A fact is something that actually exists; reality; truth. Until it isn't anymore. How does that happen?
What we know about the world is constantly changing. According to Samuel Arbesman there’s an order to the state of knowledge, an explanation for how we know what we know. Knowledge in most fields evolves systematically and predictably, and this evolution unfolds in a fascinating way that can have a powerful impact on our lives.
In this part of today's program guest host Brian Ellison talks with the TEDxKC presenter about the counterintuitive fabric of knowledge and accepting the limits of how much we can know with certainty.

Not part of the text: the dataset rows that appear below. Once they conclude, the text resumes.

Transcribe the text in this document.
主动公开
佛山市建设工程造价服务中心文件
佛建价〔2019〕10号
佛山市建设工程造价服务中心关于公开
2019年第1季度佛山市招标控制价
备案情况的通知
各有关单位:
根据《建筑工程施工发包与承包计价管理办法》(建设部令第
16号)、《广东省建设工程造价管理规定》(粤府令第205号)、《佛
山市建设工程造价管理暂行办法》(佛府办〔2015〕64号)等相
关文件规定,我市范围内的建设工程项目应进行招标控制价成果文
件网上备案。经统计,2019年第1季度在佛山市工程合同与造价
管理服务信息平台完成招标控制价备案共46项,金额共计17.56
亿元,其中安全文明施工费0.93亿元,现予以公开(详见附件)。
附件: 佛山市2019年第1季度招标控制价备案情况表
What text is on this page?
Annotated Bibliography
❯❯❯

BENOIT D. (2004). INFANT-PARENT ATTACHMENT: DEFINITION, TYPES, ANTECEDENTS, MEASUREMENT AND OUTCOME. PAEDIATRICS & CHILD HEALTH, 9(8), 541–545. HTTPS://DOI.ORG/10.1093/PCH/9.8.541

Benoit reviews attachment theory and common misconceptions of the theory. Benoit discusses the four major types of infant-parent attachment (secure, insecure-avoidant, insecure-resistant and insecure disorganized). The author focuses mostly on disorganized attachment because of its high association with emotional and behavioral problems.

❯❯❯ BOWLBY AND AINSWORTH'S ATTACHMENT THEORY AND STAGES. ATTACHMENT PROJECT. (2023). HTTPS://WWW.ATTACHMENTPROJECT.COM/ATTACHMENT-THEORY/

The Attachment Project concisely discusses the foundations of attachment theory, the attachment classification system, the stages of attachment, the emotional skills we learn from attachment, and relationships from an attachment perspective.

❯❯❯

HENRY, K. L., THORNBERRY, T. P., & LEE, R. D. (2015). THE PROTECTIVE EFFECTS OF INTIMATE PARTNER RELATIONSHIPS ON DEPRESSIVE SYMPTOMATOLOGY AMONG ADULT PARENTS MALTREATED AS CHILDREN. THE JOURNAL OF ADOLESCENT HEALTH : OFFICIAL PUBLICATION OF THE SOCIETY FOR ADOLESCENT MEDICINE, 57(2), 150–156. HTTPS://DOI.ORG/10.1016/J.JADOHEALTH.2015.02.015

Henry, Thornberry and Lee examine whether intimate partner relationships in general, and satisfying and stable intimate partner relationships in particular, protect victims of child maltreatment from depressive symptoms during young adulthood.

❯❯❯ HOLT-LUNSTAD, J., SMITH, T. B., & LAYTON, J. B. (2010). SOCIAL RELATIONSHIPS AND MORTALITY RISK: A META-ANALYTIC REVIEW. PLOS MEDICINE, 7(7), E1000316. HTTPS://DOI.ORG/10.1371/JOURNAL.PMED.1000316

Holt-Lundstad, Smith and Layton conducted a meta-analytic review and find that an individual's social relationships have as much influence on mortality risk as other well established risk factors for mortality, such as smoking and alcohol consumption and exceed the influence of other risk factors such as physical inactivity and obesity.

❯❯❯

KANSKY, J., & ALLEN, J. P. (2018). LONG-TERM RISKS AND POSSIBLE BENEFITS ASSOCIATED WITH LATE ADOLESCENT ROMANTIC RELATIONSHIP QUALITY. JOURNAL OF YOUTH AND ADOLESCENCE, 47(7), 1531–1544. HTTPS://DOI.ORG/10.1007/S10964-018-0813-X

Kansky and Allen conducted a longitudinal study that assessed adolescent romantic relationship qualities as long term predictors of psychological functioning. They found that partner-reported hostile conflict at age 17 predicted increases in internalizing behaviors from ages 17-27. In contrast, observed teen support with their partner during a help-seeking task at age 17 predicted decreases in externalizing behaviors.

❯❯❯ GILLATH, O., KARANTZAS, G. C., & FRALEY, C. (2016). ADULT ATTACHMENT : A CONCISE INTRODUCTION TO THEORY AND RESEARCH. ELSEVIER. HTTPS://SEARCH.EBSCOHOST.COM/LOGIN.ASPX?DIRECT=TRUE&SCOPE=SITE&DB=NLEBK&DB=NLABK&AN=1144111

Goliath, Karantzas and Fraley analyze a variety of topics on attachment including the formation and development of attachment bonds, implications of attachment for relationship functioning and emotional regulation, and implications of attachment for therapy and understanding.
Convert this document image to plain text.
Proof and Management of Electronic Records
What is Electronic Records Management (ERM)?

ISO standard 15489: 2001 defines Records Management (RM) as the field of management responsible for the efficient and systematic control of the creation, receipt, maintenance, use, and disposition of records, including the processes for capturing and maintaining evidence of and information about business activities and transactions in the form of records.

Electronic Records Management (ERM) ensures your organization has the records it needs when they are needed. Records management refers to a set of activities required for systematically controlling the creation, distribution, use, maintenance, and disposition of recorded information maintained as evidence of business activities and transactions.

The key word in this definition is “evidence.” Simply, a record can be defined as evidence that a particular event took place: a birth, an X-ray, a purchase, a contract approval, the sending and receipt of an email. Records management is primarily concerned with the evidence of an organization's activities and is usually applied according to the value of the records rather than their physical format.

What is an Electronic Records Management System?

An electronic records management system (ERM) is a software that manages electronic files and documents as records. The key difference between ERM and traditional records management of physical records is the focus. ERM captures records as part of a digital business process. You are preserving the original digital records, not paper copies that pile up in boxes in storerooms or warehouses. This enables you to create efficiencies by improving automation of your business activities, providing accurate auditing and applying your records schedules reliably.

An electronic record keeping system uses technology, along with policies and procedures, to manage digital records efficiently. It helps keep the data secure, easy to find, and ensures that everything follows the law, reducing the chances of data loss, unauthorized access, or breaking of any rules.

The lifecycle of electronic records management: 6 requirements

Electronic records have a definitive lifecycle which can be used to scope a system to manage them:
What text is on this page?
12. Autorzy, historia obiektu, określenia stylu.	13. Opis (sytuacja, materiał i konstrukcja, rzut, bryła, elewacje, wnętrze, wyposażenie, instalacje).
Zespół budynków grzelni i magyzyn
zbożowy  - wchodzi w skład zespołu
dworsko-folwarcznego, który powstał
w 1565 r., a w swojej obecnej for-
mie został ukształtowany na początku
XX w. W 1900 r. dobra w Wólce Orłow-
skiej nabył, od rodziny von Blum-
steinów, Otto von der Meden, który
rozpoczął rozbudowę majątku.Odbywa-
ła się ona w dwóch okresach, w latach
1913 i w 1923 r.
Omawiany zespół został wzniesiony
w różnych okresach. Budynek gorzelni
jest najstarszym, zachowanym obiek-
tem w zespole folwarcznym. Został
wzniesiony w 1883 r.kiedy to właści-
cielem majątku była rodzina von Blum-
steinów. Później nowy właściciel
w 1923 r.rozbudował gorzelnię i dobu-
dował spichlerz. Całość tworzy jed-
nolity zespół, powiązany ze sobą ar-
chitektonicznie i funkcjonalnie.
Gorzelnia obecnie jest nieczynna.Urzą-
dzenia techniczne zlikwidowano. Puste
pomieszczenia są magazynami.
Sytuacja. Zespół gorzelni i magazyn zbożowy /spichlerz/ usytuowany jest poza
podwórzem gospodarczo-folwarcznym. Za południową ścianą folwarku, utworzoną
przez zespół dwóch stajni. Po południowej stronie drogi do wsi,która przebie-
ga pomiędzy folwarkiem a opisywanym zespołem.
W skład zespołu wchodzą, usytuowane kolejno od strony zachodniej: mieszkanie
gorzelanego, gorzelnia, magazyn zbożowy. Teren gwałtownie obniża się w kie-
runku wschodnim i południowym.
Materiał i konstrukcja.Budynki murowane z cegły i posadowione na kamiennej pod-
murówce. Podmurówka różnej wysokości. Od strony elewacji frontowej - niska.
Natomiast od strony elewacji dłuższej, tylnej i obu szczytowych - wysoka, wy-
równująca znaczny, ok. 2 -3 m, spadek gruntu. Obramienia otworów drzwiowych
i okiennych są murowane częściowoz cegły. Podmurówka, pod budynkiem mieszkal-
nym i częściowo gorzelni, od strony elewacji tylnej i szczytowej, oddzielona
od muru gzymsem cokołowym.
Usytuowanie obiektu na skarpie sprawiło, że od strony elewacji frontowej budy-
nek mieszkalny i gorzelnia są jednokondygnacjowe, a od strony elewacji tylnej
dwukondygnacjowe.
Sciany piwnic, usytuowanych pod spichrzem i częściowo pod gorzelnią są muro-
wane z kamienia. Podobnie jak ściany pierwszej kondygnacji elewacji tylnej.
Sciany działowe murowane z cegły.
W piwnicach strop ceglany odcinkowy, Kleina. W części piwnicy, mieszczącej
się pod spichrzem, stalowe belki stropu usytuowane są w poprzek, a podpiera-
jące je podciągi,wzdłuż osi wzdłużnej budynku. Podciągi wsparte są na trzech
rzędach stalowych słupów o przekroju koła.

Samuel Arbesman is an applied mathematician and network scientist. He is a senior scholar at the Ewing Marion Kauffman Foundation and a fellow at the Institute for Quantitative Social Science at Harvard University. In addition, he writes for popular audiences as a contributor to Wired, and his essays about math and science have appeared in such places as the New York Times, The Atlantic and the Ideas section of the Boston Globe. Arbesman’s first book about how knowledge changes over time, “The Half-Life of Facts” (Current/Penguin), will be published in September 2012.
Before joining the Kauffman Foundation, Arbesman was a research fellow in the Department of Health Care Policy at Harvard Medical School, and he completed a Ph.D. in computational biology at Cornell University in 2008. In his spare time Arbesman has coined a new word, named an asteroid, and created an eponymous constant. He is also responsible for the Milky Way Transit Authority subway map.